I just sent this to Senator Wyden for his consideration:
After several thousand pages worth of reading concerning the Second Amendment, I've come to the conclusion that there is a way past the reactionary NRA faction's obstinacy about what Congress can do concerning gun control. As the Amendment stands, the NRA and Gun Owners of America's most strident interpretation is correct -- but the Amendment does not stand alone. I was reminded of this in principle when perusing the remarks of Justice Souter in his commencement address at Harvard, specifically that no piece of the Constitution may be taken in isolation.
Here is where the key lies:
"The Congress shall have power... To provide for organizing, arming, and disciplining, the militia,...."
--Art I Sec 8.
It seems plain to me that setting restrictions on what firearms may be carried for common use, i.e. for keeping and bearing, comes under the authority given for "organizing... and disciplining, the militia". This would cover one of the items of current immediate attention, namely the size of magazines for semiautomatic weapons. Under the militia concept in the eighteenth century, arms not considered appropriate for common use were not banned for citizens, but were required to be stored in appointed places for arms for the militia; specifically, they were stored in arsenals under the command of the militia's officers. Congress power certainly extends to defining magazines which contain more than, say, twenty rounds as not appropriate for keeping and bearing for everyday purposes -- and to require those who own such to have them stored at an appropriate facility, under lock and key, for use at that facility (or in competitions).

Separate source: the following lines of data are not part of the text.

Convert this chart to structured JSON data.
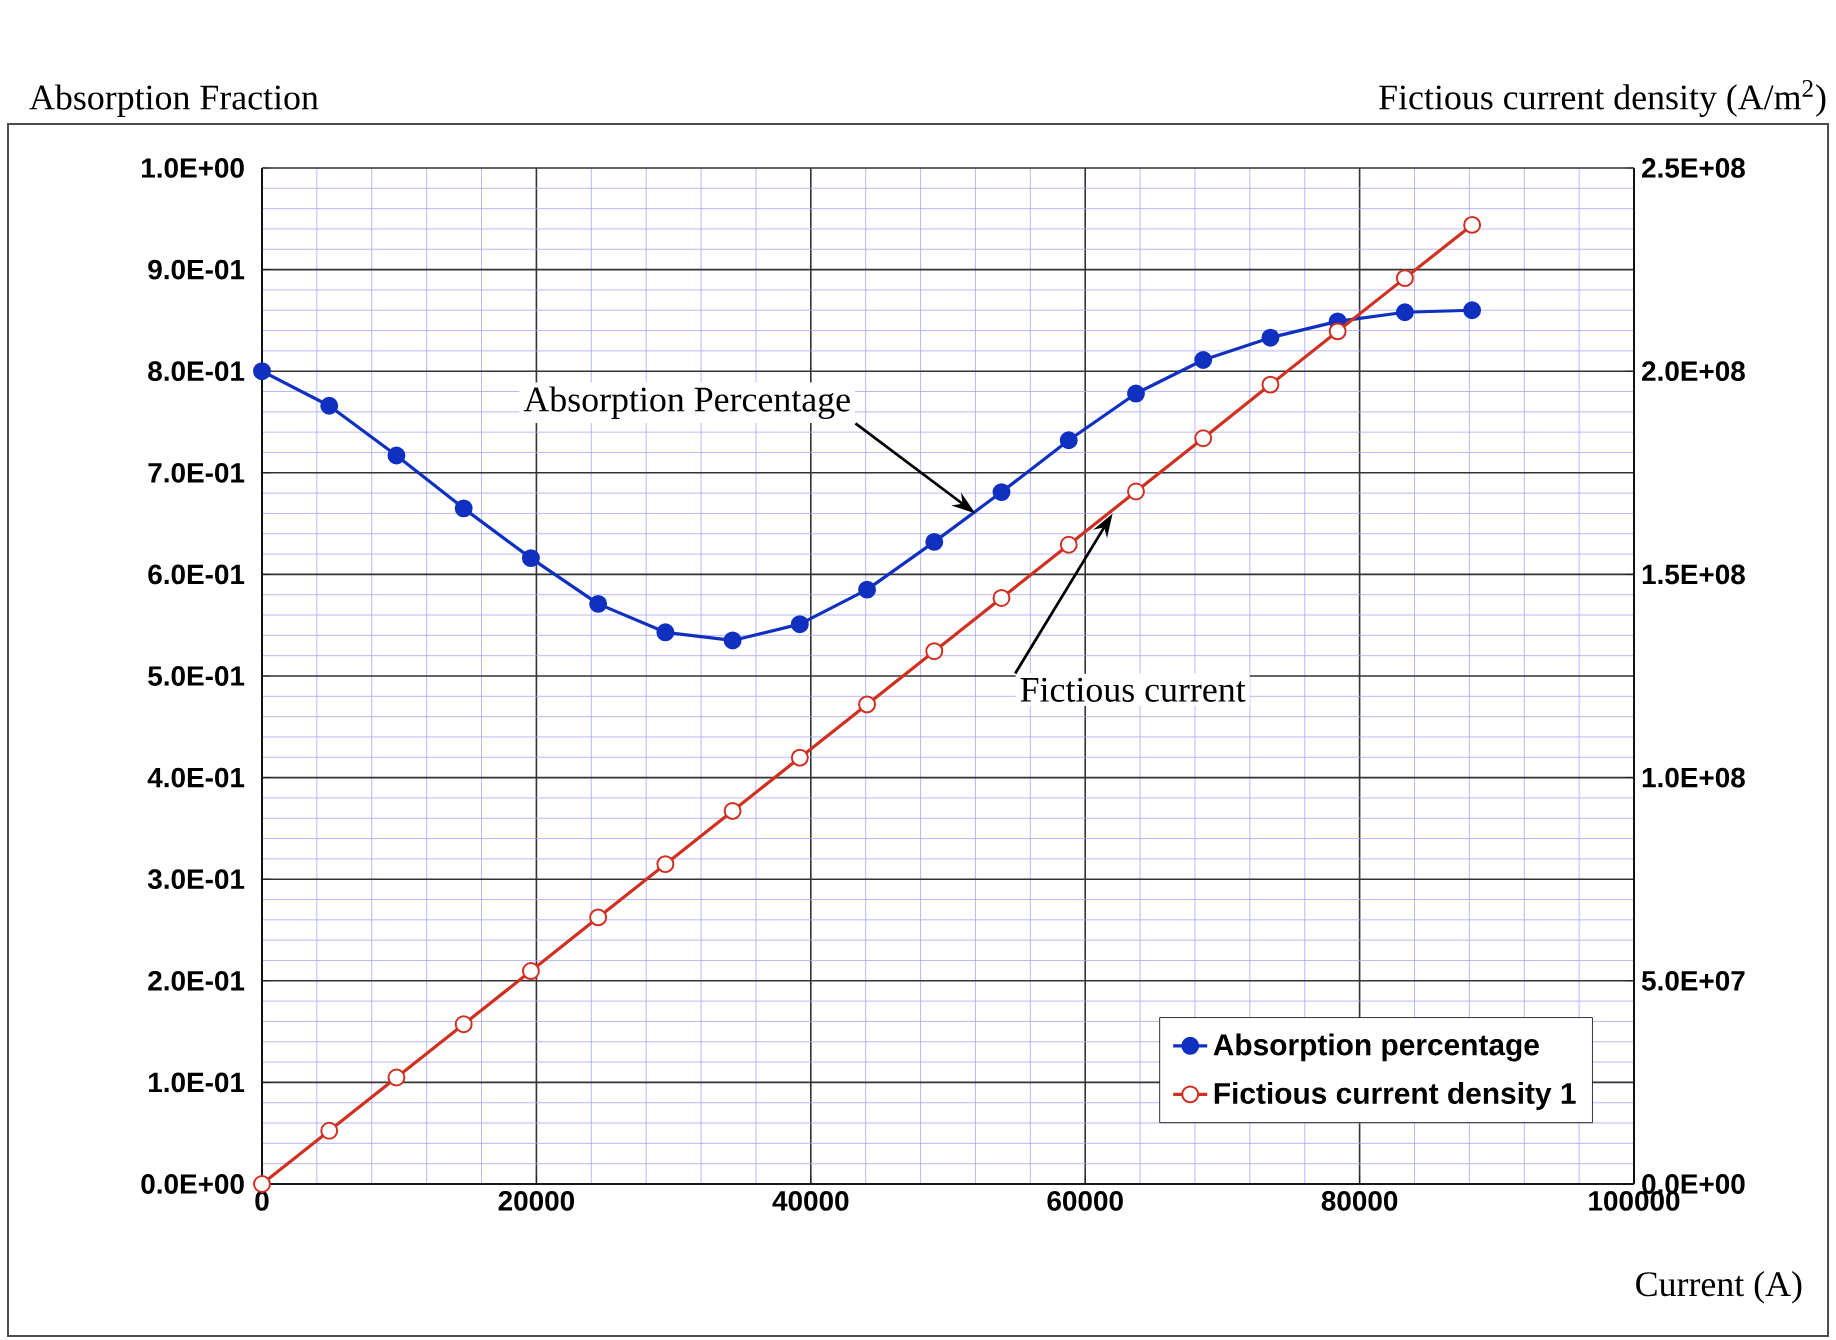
{
  "chart_data": {
    "type": "line",
    "ylabel": "Absorption Fraction",
    "y2label": "Fictious current density (A/m$^{2}$)",
    "xlabel": "Current (A)",
    "x": [
      0,
      4900,
      9800,
      14700,
      19600,
      24500,
      29400,
      34300,
      39200,
      44100,
      49000,
      53900,
      58800,
      63700,
      68600,
      73500,
      78400,
      83300,
      88200
    ],
    "series": [
      {
        "name": "Absorption percentage",
        "color": "#1030c0",
        "marker": "circle",
        "values": [
          0.8,
          0.766,
          0.717,
          0.665,
          0.616,
          0.571,
          0.543,
          0.535,
          0.551,
          0.585,
          0.632,
          0.681,
          0.732,
          0.778,
          0.811,
          0.833,
          0.849,
          0.858,
          0.86
        ]
      },
      {
        "name": "Fictious current density 1",
        "color": "#d03020",
        "marker": "circle",
        "axis": "y2",
        "values": [
          0,
          13100000,
          26200000,
          39300000,
          52400000,
          65600000,
          78700000,
          91800000,
          104900000,
          118000000,
          131100000,
          144200000,
          157300000,
          170400000,
          183500000,
          196700000,
          209800000,
          222900000,
          236000000
        ]
      }
    ],
    "xlim": [
      0,
      100000
    ],
    "xticks": [
      0,
      {
        "value": 4000,
        "label": null
      },
      {
        "value": 8000,
        "label": null
      },
      {
        "value": 12000,
        "label": null
      },
      {
        "value": 16000,
        "label": null
      },
      20000,
      {
        "value": 24000,
        "label": null
      },
      {
        "value": 28000,
        "label": null
      },
      {
        "value": 32000,
        "label": null
      },
      {
        "value": 36000,
        "label": null
      },
      40000,
      {
        "value": 44000,
        "label": null
      },
      {
        "value": 48000,
        "label": null
      },
      {
        "value": 52000,
        "label": null
      },
      {
        "value": 56000,
        "label": null
      },
      60000,
      {
        "value": 64000,
        "label": null
      },
      {
        "value": 68000,
        "label": null
      },
      {
        "value": 72000,
        "label": null
      },
      {
        "value": 76000,
        "label": null
      },
      80000,
      {
        "value": 84000,
        "label": null
      },
      {
        "value": 88000,
        "label": null
      },
      {
        "value": 92000,
        "label": null
      },
      {
        "value": 96000,
        "label": null
      },
      100000
    ],
    "ylim": [
      0,
      1
    ],
    "yticks": [
      {
        "value": 0,
        "label": "0.0E+00"
      },
      {
        "value": 0.02,
        "label": null
      },
      {
        "value": 0.04,
        "label": null
      },
      {
        "value": 0.06,
        "label": null
      },
      {
        "value": 0.08,
        "label": null
      },
      {
        "value": 0.1,
        "label": "1.0E-01"
      },
      {
        "value": 0.12,
        "label": null
      },
      {
        "value": 0.14,
        "label": null
      },
      {
        "value": 0.16,
        "label": null
      },
      {
        "value": 0.18,
        "label": null
      },
      {
        "value": 0.2,
        "label": "2.0E-01"
      },
      {
        "value": 0.22,
        "label": null
      },
      {
        "value": 0.24,
        "label": null
      },
      {
        "value": 0.26,
        "label": null
      },
      {
        "value": 0.28,
        "label": null
      },
      {
        "value": 0.3,
        "label": "3.0E-01"
      },
      {
        "value": 0.32,
        "label": null
      },
      {
        "value": 0.34,
        "label": null
      },
      {
        "value": 0.36,
        "label": null
      },
      {
        "value": 0.38,
        "label": null
      },
      {
        "value": 0.4,
        "label": "4.0E-01"
      },
      {
        "value": 0.42,
        "label": null
      },
      {
        "value": 0.44,
        "label": null
      },
      {
        "value": 0.46,
        "label": null
      },
      {
        "value": 0.48,
        "label": null
      },
      {
        "value": 0.5,
        "label": "5.0E-01"
      },
      {
        "value": 0.52,
        "label": null
      },
      {
        "value": 0.54,
        "label": null
      },
      {
        "value": 0.56,
        "label": null
      },
      {
        "value": 0.58,
        "label": null
      },
      {
        "value": 0.6,
        "label": "6.0E-01"
      },
      {
        "value": 0.62,
        "label": null
      },
      {
        "value": 0.64,
        "label": null
      },
      {
        "value": 0.66,
        "label": null
      },
      {
        "value": 0.68,
        "label": null
      },
      {
        "value": 0.7,
        "label": "7.0E-01"
      },
      {
        "value": 0.72,
        "label": null
      },
      {
        "value": 0.74,
        "label": null
      },
      {
        "value": 0.76,
        "label": null
      },
      {
        "value": 0.78,
        "label": null
      },
      {
        "value": 0.8,
        "label": "8.0E-01"
      },
      {
        "value": 0.82,
        "label": null
      },
      {
        "value": 0.84,
        "label": null
      },
      {
        "value": 0.86,
        "label": null
      },
      {
        "value": 0.88,
        "label": null
      },
      {
        "value": 0.9,
        "label": "9.0E-01"
      },
      {
        "value": 0.92,
        "label": null
      },
      {
        "value": 0.94,
        "label": null
      },
      {
        "value": 0.96,
        "label": null
      },
      {
        "value": 0.98,
        "label": null
      },
      {
        "value": 1,
        "label": "1.0E+00"
      }
    ],
    "y2lim": [
      0,
      250000000
    ],
    "y2ticks": [
      {
        "value": 0,
        "label": "0.0E+00"
      },
      {
        "value": 50000000,
        "label": "5.0E+07"
      },
      {
        "value": 100000000,
        "label": "1.0E+08"
      },
      {
        "value": 150000000,
        "label": "1.5E+08"
      },
      {
        "value": 200000000,
        "label": "2.0E+08"
      },
      {
        "value": 250000000,
        "label": "2.5E+08"
      }
    ],
    "annotations": [
      {
        "text": "Absorption Percentage",
        "x": 52000,
        "y": 0.66
      },
      {
        "text": "Fictious current",
        "x": 62000,
        "y": 0.66
      }
    ],
    "grid": true,
    "legend": "bottom right",
    "line_style": "solid"
  }
}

We have today no arsenals, for the simple reason that since the introduction of the National Guard as an organized militia, our unorganized or common militia has lost the habit of training, and communities since roughly the time of the Civil War have ceased organizing citizens' militias. But we have a somewhat comparable institution, something our forefathers didn't have, in the form of the gun club, shooting club, or shooting range, where facilities generally exist where firearms and/or accessories may be stored under lock and key for the use of their owners at those facilities.
Thus the path to follow would seem to be thus: that Congress, under its authority to organize and discipline the militia, specify that any magazines of more than twenty rounds must be stored at a gun club, shooting club, or shooting range, available to the owner as described above. Congress might also appropriate some funds for zero-interest loans to such organizations to provide storage means if such are lacking.
This would be very hard for LaPierre to fight, because it rests solidly in the militia tradition he supposedly defends.